US 11,989,890 B2
Method and system for generating and labelling reference images
Siva Sakthivel, Chennai (IN); Naveen Subramanian, Chennai (IN); Yuvarajan Shanmugasundaram, Chennai (IN); Sankareswari Amudhasidhanandham, Chennai (IN); and Akhilesh Chandra Singh, Noida (IN)
Assigned to HCL Technologies Limited, New Delhi (IN)
Filed by HCL Technologies Limited, New Delhi (IN)
Filed on Feb. 18, 2021, as Appl. No. 17/178,644.
Prior Publication US 2021/0303924 A1, Sep. 30, 2021
Int. Cl.

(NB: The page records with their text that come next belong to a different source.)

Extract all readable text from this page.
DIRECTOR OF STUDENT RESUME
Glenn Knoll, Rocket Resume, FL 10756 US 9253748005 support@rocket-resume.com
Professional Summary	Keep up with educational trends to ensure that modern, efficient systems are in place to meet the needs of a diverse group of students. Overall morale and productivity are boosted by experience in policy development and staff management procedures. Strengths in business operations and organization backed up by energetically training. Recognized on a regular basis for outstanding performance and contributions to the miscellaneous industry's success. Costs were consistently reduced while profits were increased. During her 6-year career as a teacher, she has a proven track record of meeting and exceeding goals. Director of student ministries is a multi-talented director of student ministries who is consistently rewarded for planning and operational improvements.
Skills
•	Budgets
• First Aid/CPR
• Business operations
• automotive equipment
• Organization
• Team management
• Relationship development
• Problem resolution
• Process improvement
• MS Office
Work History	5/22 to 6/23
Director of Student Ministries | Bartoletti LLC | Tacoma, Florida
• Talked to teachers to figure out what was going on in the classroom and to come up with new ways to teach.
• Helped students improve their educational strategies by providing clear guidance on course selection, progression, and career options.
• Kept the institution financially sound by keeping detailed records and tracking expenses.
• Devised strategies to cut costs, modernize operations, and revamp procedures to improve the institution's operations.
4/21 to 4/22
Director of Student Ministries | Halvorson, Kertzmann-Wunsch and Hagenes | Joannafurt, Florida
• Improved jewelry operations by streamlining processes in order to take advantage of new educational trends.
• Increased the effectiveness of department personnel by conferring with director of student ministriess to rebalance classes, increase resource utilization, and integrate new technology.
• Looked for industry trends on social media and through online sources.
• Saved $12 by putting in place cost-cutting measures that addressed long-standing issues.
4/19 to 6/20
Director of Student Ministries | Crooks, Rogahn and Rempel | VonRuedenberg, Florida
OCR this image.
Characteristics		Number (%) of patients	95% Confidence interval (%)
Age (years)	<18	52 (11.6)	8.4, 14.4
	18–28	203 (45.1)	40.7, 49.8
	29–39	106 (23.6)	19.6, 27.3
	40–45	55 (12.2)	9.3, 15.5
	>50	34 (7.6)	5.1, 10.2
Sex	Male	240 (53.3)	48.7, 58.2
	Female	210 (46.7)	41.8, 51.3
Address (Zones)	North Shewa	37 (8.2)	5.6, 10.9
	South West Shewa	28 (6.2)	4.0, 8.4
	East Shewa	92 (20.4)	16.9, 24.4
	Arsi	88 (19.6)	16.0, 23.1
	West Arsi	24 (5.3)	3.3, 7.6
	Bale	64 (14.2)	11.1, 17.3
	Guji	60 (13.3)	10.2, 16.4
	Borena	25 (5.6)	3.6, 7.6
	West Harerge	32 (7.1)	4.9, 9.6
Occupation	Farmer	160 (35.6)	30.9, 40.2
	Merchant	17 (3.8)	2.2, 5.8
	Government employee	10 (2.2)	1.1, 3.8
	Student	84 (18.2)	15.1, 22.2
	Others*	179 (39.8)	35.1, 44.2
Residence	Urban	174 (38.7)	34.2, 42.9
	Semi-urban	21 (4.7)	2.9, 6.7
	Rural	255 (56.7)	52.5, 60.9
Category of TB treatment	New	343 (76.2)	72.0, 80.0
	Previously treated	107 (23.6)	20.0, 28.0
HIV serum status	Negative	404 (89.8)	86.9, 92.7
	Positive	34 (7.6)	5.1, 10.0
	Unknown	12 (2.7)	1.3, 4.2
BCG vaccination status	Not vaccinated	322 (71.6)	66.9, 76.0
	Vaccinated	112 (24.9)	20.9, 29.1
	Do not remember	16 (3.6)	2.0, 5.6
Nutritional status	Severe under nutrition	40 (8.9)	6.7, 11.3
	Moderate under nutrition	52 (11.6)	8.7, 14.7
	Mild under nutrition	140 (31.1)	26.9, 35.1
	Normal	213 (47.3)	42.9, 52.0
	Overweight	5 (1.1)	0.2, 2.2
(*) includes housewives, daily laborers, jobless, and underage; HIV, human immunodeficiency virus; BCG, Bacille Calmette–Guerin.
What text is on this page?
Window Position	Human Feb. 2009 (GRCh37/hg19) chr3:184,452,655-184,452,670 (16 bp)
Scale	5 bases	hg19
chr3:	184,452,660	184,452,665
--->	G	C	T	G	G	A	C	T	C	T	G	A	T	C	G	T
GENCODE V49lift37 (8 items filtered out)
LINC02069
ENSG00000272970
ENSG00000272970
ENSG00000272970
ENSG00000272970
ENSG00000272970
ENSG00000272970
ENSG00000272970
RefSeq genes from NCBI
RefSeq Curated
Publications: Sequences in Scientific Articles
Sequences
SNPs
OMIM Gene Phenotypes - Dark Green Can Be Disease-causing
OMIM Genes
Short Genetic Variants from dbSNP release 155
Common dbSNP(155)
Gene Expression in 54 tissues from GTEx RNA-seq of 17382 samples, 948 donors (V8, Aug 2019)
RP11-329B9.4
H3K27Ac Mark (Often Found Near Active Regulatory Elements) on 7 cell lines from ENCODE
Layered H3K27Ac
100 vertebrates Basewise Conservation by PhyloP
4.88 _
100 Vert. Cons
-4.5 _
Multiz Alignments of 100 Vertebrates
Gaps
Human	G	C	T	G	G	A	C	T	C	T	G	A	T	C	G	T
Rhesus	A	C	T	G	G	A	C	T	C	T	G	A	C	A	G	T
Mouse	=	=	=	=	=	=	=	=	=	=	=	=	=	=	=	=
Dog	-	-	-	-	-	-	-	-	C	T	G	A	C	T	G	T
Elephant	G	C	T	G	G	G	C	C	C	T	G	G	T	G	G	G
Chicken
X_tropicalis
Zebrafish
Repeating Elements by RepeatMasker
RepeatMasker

G06T 7/246 (2017.01); G06F 16/81 (2019.01); G06F 18/214 (2023.01); G06F 40/143 (2020.01); G06F 40/279 (2020.01); G06N 3/08 (2023.01); G06T 7/11 (2017.01); G06T 7/20 (2017.01); G06T 11/00 (2006.01); G06V 10/25 (2022.01); G06V 10/774 (2022.01); G10L 15/26 (2006.01); G10L 25/51 (2013.01)
CPC G06T 7/246 (2017.01) [G06F 16/81 (2019.01); G06F 18/214 (2023.01); G06F 40/143 (2020.01); G06F 40/279 (2020.01); G06N 3/08 (2013.01); G06T 7/11 (2017.01); G06T 7/20 (2013.01); G06T 11/00 (2013.01); G06V 10/25 (2022.01); G06V 10/7753 (2022.01); G10L 15/26 (2013.01); G10L 25/51 (2013.01); G06T 2207/20081 (2013.01); G06T 2207/20132 (2013.01); G06T 2210/12 (2013.01)] 17 Claims
OG exemplary drawing
 
1. A method of generating and labelling reference images, the method comprising:
tracking, by an image generation and labelling device, a plurality of highlighted objects in a set of input images along with audio data associated with the plurality of highlighted objects;
cropping, by the image generation and labelling device, each of the plurality of highlighted objects from each of the set of images based on tracking;
contemporaneously capturing, by the image generation and labelling device, an audio clip associated with each of the plurality of highlighted objects from the audio data based on tracking, wherein contemporaneously capturing comprises:
recording a portion of the audio data when an object is highlighted, while traversing from one highlighted object to another, as the audio clip; and
associating the audio clip with the object that is highlighted;
labelling, by the image generation and labelling device, each of the plurality of highlighted objects based on a text data generated from the audio clip associated with each of the plurality of objects to generate a labelled reference image; and
generating, by the image generation and labelling device, an Extensible Markup Language (XML) file corresponding to the labelled reference image.